Oh no! I probably screwed something up.

Well, since I can't see anything obvious, and I haven't touched this code in a while, lets start from the roots. I checked the client-side, and to no surprise, the entity spawn events were not being received. Okay- lets have a look at where the event is supposed to be emitted.

This is the code on the server that is responsible for sending entities across:

-- on creation of a new entity:
local pckrdata = cy.serialize_entity(ent)
seen[ent] = true
connection.broadcast("ent_spawn", pckrdata)

Okay, well, is this code even being ran? Lets check by putting a print in there:

-- on creation of a new entity:
local pckrdata = cy.serialize_entity(ent)
print("SENDING ENT SPAWN")
seen[ent] = true
connection.broadcast("ent_spawn", pckrdata)

I run the code, and see a bunch of SENDING ENT SPAWN messages in the console. Okay, cool....

BUT WAIT: Now the entities are spawning just fine. The game is literally working. What??? What did I change? I go back and delete the print, and the entities stop spawning, and no messages appear in the console.

(This code doesn't spawn any entities.)

-- on creation of a new entity:
local pckrdata = cy.serialize_entity(ent)
-- print("SENDING ENT SPAWN")
seen[ent] = true
connection.broadcast("ent_spawn", pckrdata)

What is this black magic?!?!?
When the print is there, the entities spawn.
When the print is not there, the entities STOP SPAWNING.


heisenbug

Oh no.

It looks like we are dealing with a notorious heisenbug!

Thankfully, it wasn't too hard to discover.
Had the bug been non-deterministic, I would have been screwed.

In the end, the solution was "somewhat" simple... but it requires a bit of background knowledge.

For context, I'm using luaJIT alongside ENet for my networking. When I call print, luaJIT hits a NYI function, which causes it to hit a slow path and fall back to interpreted mode for the entire surrounding trace. (Note that for luaJIT 2.1 and beyond, a trace stitching feature is introduced, which prevents this, but lets not get beyond ourselves- in the version I was using, print breaks JIT for the whole trace.)
If we pair that with the fact that print is pretty slow anyway, then we can be confident that print is slowing down our code a lot.

I then took a look at the packet frequency per tick on the clientside, and for testing, varied the frequency of packets manually.
Results were so: any more than a few thousands unique packets per frame caused the ENet client to drop the packets.

Aha! This must be our solution, right?

  • print breaks JIT
  • surrounding code cannot be JIT-ed...
  • Packets are more spaced out, since the server takes longer to complete a tick
  • Therefore client receives less packets, which the ENet client can handle!

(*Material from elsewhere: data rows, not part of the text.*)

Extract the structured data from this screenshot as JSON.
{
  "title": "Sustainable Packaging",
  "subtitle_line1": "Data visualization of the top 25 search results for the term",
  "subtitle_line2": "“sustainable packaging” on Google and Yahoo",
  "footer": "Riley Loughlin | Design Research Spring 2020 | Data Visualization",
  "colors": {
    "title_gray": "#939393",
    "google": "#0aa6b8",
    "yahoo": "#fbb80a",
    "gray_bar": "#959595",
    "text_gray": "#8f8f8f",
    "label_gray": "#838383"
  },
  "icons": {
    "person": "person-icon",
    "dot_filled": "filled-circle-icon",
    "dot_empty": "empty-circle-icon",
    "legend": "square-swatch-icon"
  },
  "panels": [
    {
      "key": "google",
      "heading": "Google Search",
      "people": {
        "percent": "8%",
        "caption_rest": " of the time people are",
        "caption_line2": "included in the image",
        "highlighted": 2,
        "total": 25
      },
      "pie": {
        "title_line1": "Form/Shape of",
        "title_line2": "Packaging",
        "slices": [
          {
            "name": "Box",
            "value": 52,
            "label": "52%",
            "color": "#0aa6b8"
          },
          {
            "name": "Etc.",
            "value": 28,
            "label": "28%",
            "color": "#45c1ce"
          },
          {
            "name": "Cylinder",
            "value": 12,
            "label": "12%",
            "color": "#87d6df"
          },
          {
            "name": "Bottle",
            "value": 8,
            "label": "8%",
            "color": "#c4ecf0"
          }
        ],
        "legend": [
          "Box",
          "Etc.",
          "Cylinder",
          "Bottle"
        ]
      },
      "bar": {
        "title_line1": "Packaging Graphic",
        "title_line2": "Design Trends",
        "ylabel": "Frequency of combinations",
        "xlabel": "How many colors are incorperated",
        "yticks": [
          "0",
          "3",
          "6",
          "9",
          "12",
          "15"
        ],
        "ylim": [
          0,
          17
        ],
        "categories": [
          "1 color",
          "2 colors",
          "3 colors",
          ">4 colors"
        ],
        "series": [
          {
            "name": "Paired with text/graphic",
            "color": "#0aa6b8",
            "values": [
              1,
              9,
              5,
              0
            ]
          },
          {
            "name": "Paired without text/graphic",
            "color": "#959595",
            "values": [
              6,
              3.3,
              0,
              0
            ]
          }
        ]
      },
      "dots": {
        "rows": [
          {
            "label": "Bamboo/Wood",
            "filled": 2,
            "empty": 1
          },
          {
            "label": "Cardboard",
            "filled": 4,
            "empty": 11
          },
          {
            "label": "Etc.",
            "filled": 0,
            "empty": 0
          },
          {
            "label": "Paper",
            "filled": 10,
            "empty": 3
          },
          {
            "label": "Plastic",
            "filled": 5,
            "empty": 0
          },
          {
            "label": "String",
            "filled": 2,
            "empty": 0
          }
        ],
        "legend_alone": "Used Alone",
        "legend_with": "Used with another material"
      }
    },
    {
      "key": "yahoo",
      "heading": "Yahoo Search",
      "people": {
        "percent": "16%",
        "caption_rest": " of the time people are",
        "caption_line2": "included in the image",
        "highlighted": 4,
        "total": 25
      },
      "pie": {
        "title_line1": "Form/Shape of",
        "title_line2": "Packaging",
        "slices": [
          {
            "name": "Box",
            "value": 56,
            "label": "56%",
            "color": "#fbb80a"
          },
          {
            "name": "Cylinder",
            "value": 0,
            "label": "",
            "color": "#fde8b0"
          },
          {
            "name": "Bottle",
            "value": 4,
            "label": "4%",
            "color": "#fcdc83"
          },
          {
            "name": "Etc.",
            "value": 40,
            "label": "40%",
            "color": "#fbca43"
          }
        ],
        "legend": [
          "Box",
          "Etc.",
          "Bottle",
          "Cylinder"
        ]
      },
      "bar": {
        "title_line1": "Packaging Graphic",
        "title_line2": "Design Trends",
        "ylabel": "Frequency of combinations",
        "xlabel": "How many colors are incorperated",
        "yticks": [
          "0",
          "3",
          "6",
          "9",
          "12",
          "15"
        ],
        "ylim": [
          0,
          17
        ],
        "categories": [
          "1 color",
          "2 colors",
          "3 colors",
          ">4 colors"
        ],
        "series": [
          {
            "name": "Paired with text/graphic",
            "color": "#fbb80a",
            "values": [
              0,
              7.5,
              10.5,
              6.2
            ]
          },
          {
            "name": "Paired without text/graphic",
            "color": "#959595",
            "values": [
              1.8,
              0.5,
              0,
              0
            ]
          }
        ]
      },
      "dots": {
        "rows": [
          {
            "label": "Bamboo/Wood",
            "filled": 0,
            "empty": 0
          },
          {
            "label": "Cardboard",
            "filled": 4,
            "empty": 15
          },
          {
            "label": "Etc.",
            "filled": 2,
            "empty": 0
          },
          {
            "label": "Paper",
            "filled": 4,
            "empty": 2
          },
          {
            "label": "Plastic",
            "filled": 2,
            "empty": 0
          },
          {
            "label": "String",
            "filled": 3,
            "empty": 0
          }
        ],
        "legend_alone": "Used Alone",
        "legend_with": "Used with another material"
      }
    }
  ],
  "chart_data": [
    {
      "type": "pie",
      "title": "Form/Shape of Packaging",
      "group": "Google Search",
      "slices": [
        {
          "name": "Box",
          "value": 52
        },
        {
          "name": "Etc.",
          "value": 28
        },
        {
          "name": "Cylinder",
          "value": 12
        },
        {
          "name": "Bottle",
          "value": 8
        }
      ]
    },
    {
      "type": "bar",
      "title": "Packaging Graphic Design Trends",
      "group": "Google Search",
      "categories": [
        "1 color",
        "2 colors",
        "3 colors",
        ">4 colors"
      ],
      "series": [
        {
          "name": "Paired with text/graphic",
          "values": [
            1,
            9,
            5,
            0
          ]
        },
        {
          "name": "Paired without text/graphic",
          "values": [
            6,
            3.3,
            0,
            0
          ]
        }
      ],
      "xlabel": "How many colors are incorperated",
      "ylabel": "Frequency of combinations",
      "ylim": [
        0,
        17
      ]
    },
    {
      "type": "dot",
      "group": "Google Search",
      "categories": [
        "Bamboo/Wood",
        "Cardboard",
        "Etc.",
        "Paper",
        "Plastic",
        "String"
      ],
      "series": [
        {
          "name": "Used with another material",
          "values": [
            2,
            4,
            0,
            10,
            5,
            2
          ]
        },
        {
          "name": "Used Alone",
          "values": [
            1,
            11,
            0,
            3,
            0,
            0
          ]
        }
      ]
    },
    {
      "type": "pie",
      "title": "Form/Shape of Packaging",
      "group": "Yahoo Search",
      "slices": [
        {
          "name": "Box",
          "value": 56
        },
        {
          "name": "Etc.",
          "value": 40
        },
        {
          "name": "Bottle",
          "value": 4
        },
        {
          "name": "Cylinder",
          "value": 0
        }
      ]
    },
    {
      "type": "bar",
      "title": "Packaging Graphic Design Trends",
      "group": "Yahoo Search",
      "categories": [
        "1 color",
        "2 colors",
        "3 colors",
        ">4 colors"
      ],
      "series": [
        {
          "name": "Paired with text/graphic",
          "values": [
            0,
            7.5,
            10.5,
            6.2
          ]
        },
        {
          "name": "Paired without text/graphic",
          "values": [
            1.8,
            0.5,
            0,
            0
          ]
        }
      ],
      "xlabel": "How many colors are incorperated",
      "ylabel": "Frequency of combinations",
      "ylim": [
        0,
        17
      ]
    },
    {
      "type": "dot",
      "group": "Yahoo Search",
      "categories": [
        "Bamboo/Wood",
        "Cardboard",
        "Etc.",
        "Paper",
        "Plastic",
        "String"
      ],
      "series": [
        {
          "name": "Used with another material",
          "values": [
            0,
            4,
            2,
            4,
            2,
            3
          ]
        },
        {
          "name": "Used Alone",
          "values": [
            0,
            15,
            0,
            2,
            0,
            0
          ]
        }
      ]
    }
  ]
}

To double check this, I replaced print with io.write, which happens to keep the JIT active: I see a bunch of SENDING ENT SPAWN in the console, but no entities spawn.

Great- we have our issue. What a funny bug!

To solve this in the end, I wrote code that concatenates packets to reduce the packet frequency. this seems to work well, and I can send thousands more events across per frame which is nice.

I also set up some better tick infrastructure so packets aren't being spammed across.

It is a bit sad that the packets are dropped silently though. I'll have to bare this in mind for the future- I could see this becoming an issue for a second time if the server is put under a lot of stress.